Although so-called “tapering” – phasing out of support purchases – may begin this year, the central bank governor pointed out that he is in no hurry to raise interest rates.

“Before it becomes relevant, the economy must have reached a level” consistent with maximum employment, and inflation must have reached 2 percent, and be on the trail of and barely surpass it for some time, “Powell said.

Fury

Now that the Federal Reserve is planning to reduce its support purchases, the question is which shares investors should invest in. CNBC has highlighted a bunch of stocks that did well during the previous quantitative easing in 2013-2014.

There is little historical basis to take off, and the first time support purchases were used was after the Great Recession in 2013, which came after the financial crisis in 2008.

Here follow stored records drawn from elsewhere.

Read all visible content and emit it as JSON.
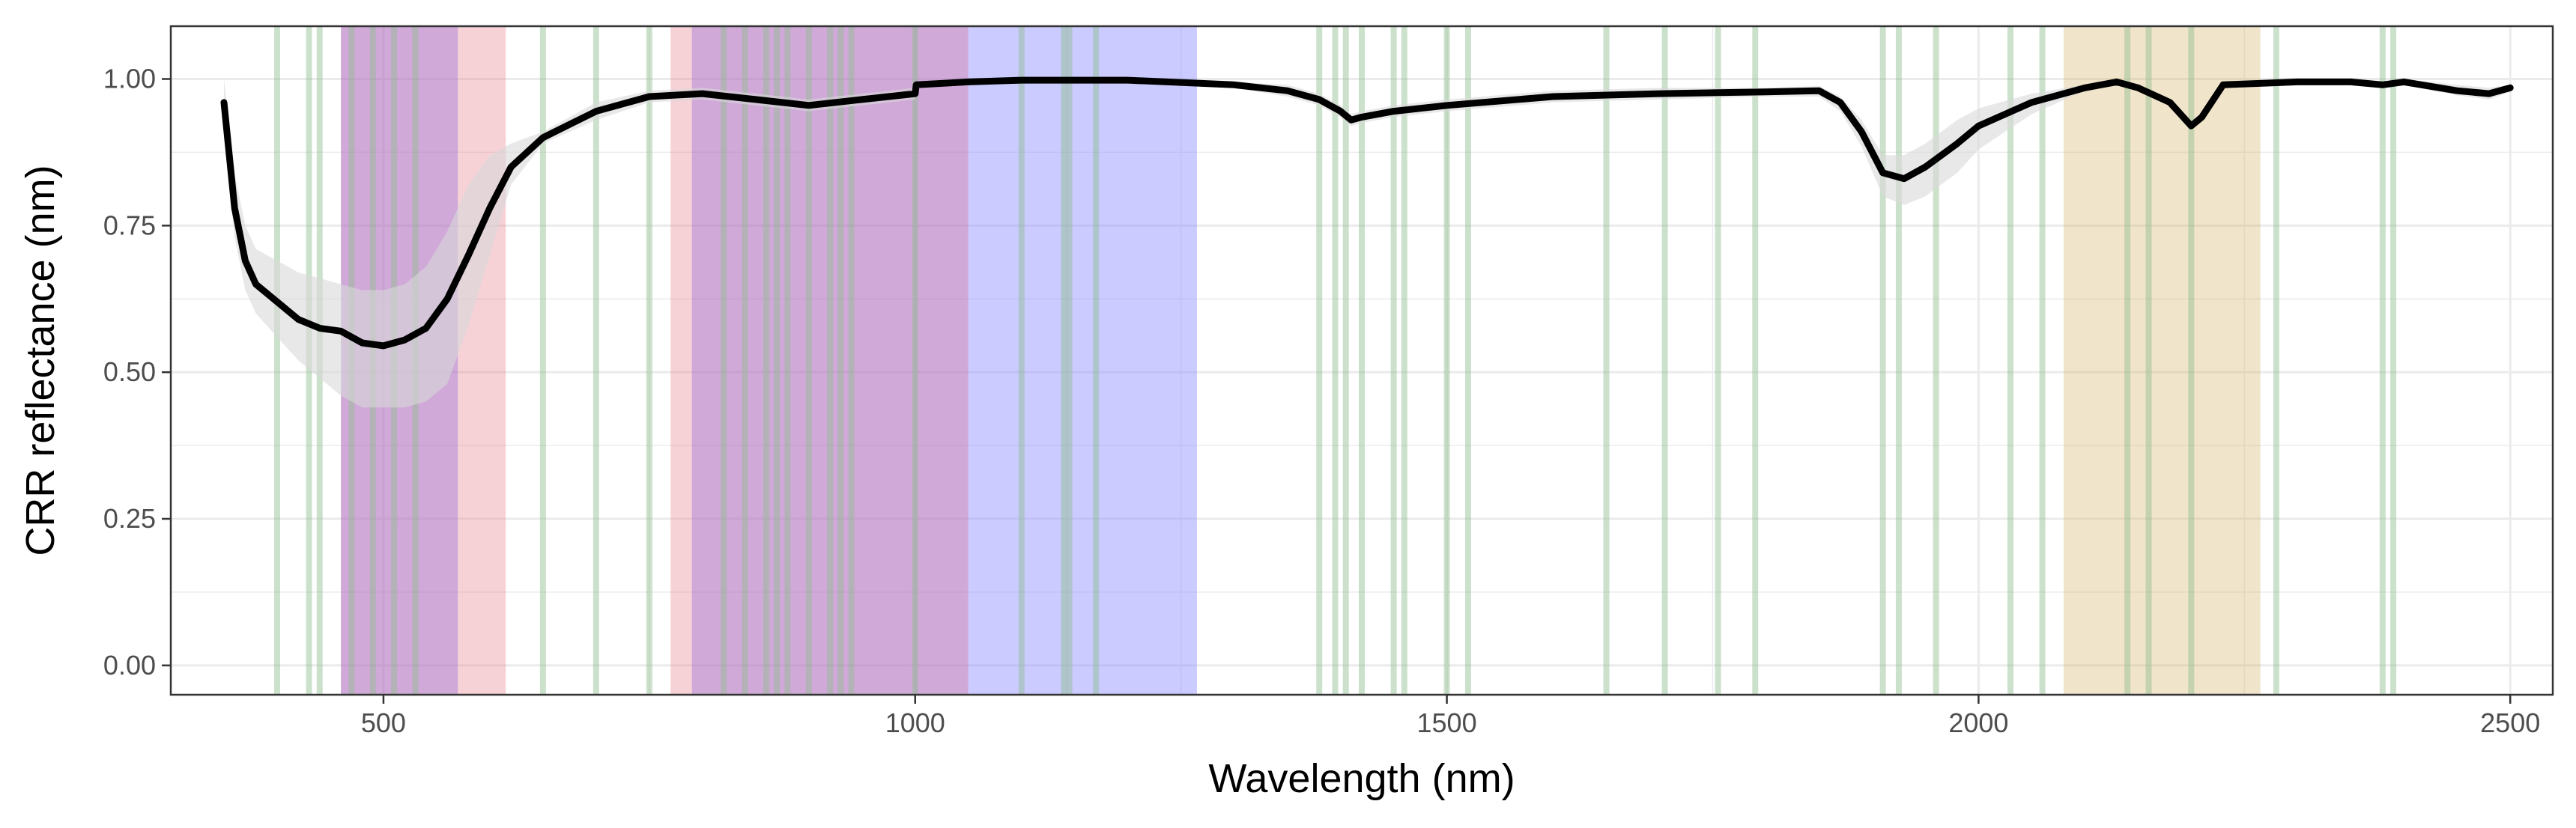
{
  "chart_data": {
    "type": "line",
    "title": "",
    "xlabel": "Wavelength (nm)",
    "ylabel": "CRR reflectance (nm)",
    "xlim": [
      300,
      2540
    ],
    "ylim": [
      -0.05,
      1.09
    ],
    "x_ticks": [
      500,
      1000,
      1500,
      2000,
      2500
    ],
    "x_tick_labels": [
      "500",
      "1000",
      "1500",
      "2000",
      "2500"
    ],
    "y_ticks": [
      0,
      0.25,
      0.5,
      0.75,
      1.0
    ],
    "y_tick_labels": [
      "0.00",
      "0.25",
      "0.50",
      "0.75",
      "1.00"
    ],
    "grid": true,
    "legend": "none",
    "colors": {
      "line": "#000000",
      "ribbon": "#d9d9d9",
      "grid": "#ebebeb",
      "panel_border": "#333333",
      "band_lines": "#8fbc8f"
    },
    "series": [
      {
        "x": [
          350,
          360,
          370,
          380,
          400,
          420,
          440,
          460,
          480,
          500,
          520,
          540,
          560,
          580,
          600,
          620,
          650,
          700,
          750,
          800,
          850,
          900,
          950,
          1000,
          1001,
          1050,
          1100,
          1200,
          1300,
          1350,
          1380,
          1400,
          1410,
          1420,
          1450,
          1500,
          1600,
          1700,
          1800,
          1850,
          1870,
          1890,
          1910,
          1930,
          1950,
          1980,
          2000,
          2050,
          2100,
          2130,
          2150,
          2180,
          2200,
          2210,
          2230,
          2300,
          2350,
          2380,
          2400,
          2450,
          2480,
          2500
        ],
        "y": [
          0.96,
          0.78,
          0.69,
          0.65,
          0.62,
          0.59,
          0.575,
          0.57,
          0.55,
          0.545,
          0.555,
          0.575,
          0.625,
          0.7,
          0.78,
          0.85,
          0.9,
          0.945,
          0.97,
          0.975,
          0.965,
          0.955,
          0.965,
          0.975,
          0.99,
          0.995,
          0.998,
          0.998,
          0.99,
          0.98,
          0.965,
          0.945,
          0.93,
          0.935,
          0.945,
          0.955,
          0.97,
          0.975,
          0.978,
          0.98,
          0.96,
          0.91,
          0.84,
          0.83,
          0.85,
          0.89,
          0.92,
          0.96,
          0.985,
          0.995,
          0.985,
          0.96,
          0.92,
          0.935,
          0.99,
          0.995,
          0.995,
          0.99,
          0.995,
          0.98,
          0.975,
          0.985
        ],
        "ribbon_low": [
          0.9,
          0.73,
          0.64,
          0.6,
          0.56,
          0.52,
          0.49,
          0.46,
          0.44,
          0.44,
          0.44,
          0.45,
          0.48,
          0.58,
          0.7,
          0.82,
          0.89,
          0.93,
          0.96,
          0.965,
          0.955,
          0.945,
          0.955,
          0.965,
          0.985,
          0.99,
          0.995,
          0.995,
          0.985,
          0.97,
          0.955,
          0.935,
          0.92,
          0.925,
          0.935,
          0.945,
          0.96,
          0.965,
          0.97,
          0.97,
          0.945,
          0.885,
          0.8,
          0.785,
          0.8,
          0.84,
          0.88,
          0.94,
          0.98,
          0.99,
          0.98,
          0.955,
          0.915,
          0.93,
          0.985,
          0.99,
          0.99,
          0.985,
          0.99,
          0.972,
          0.965,
          0.978
        ],
        "ribbon_high": [
          1.0,
          0.84,
          0.75,
          0.71,
          0.69,
          0.67,
          0.66,
          0.65,
          0.64,
          0.64,
          0.65,
          0.68,
          0.74,
          0.82,
          0.87,
          0.89,
          0.91,
          0.96,
          0.98,
          0.985,
          0.975,
          0.965,
          0.975,
          0.985,
          0.995,
          0.998,
          1.0,
          1.0,
          0.995,
          0.99,
          0.975,
          0.955,
          0.94,
          0.945,
          0.955,
          0.965,
          0.98,
          0.985,
          0.985,
          0.988,
          0.97,
          0.93,
          0.87,
          0.87,
          0.89,
          0.93,
          0.95,
          0.975,
          0.99,
          1.0,
          0.99,
          0.965,
          0.925,
          0.94,
          0.995,
          1.0,
          1.0,
          0.995,
          1.0,
          0.99,
          0.985,
          0.99
        ]
      }
    ],
    "shaded_bands": [
      {
        "x0": 460,
        "x1": 570,
        "color": "#b070c0",
        "opacity": 0.6
      },
      {
        "x0": 570,
        "x1": 615,
        "color": "#e88a96",
        "opacity": 0.38
      },
      {
        "x0": 770,
        "x1": 790,
        "color": "#e88a96",
        "opacity": 0.38
      },
      {
        "x0": 790,
        "x1": 1050,
        "color": "#b070c0",
        "opacity": 0.6
      },
      {
        "x0": 1050,
        "x1": 1265,
        "color": "#8c8cff",
        "opacity": 0.45
      },
      {
        "x0": 2080,
        "x1": 2265,
        "color": "#d4b26a",
        "opacity": 0.35
      }
    ],
    "band_lines_x": [
      400,
      430,
      440,
      470,
      490,
      510,
      530,
      650,
      700,
      750,
      820,
      840,
      860,
      870,
      880,
      900,
      920,
      930,
      940,
      1000,
      1100,
      1140,
      1145,
      1170,
      1380,
      1395,
      1405,
      1420,
      1450,
      1460,
      1500,
      1520,
      1650,
      1705,
      1755,
      1790,
      1910,
      1925,
      1960,
      2030,
      2060,
      2140,
      2160,
      2200,
      2280,
      2380,
      2390
    ]
  }
}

– The downsizing from this period is useful, but not a perfect comparison, says Ed Clissold in Ned Davis Research in a note.

Last time, the markets resulted in a so-called “losing tantrum” – a downsizing rage attack directly translated. Investors panicked and sold bonds and interest rates soared.

Now the Fed is hoping to release another rage among investors, and this can be seen in the cautious way Powell now puts it.

Favorite stocks

The criteria for stock picking is that the company must have had an upturn of at least 30 percent during the downsizing in 2014. Of these, at least 60 percent of analysts must recommend buying and the upside potential must be at least 10 percent higher than the current price.

Here are the analysts’ favorites:

Shares from cyclical sectors such as industry and energy are well represented on the list. Southwest, Union Pacific and Diamondback Energy is mentioned, and the former shot up as much as 82.6 percent during the Fed’s previous tightening round.

Alaska Air is the most liked stock on the list – as many as 93.8 percent of Wall Street analysts recommend buying the stock. The aircraft share went 45.5 percent in the 2014 period, and now has an upside potential of close to 40 percent.